If you have an older family member or loved one who is showing signs of being unable to properly care for himself/herself as a result of a dementia disease or other incapacitating condition, I may be time to consider taking legal steps to protect your loved one. This often leads to the question “ When do I need a guardianship? ” Guardianship is a legal proceeding that requires you to petition the appropriate court to be appointed as guardian of your loved one. Because the process can take some time it is always best to get started as soon as the need for a guardianship becomes apparent.
Ultimately, you should consult with an experienced Missouri estate planning attorney if you are concerned that a guardianship may be necessary; however, some of the more common signs that it is time to consider guardianship include:
Physical disability – if your loved one suffers from physical disabilities it is obviously harder for him or her to get around, making it more difficult to care for himself/herself.
Forgetting things – even if your loved one has yet to be diagnosed with Alzheimer’s or another old age related dementia disease, look for signs that your loved one is having trouble remembering things that should easily be remembered.
Unpaid bills – Are the utilities bills not being paid?

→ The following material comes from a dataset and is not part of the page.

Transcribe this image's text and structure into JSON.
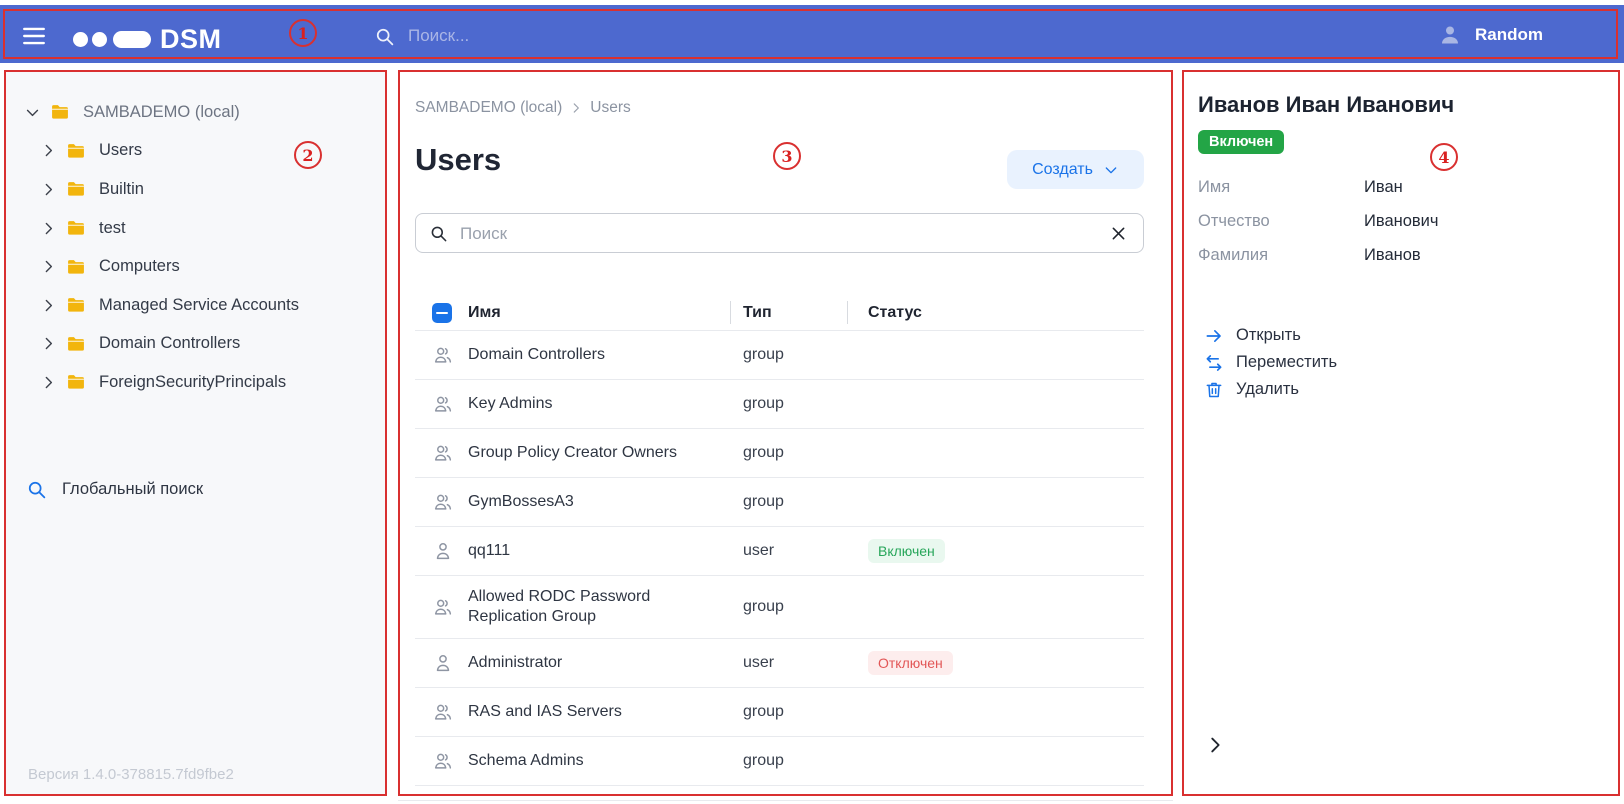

Are medical bills piling up even though you are certain the money is there to pay the bills? If so, it may be a sign that your loved one is unable to properly manage his or her finances which could lead to victimization by unscrupulous individuals who prey on the elderly.
Falls or injuries – has your loved one fallen recently or have you seen signs of injuries that cannot be explained? If so, it could be a sign of incapacity.
Medication management – Is your loved one taking his/her medication as prescribed or are doses being taken late of forgotten altogether? Forgetting to take necessary medications can be extremely dangerous, even life-threatening and may call for intervention on your part.
If any of these signs are present it may be time to sit down with your Missouri estate planning attorney and discuss the possibility of seeking guardianship of your loved one.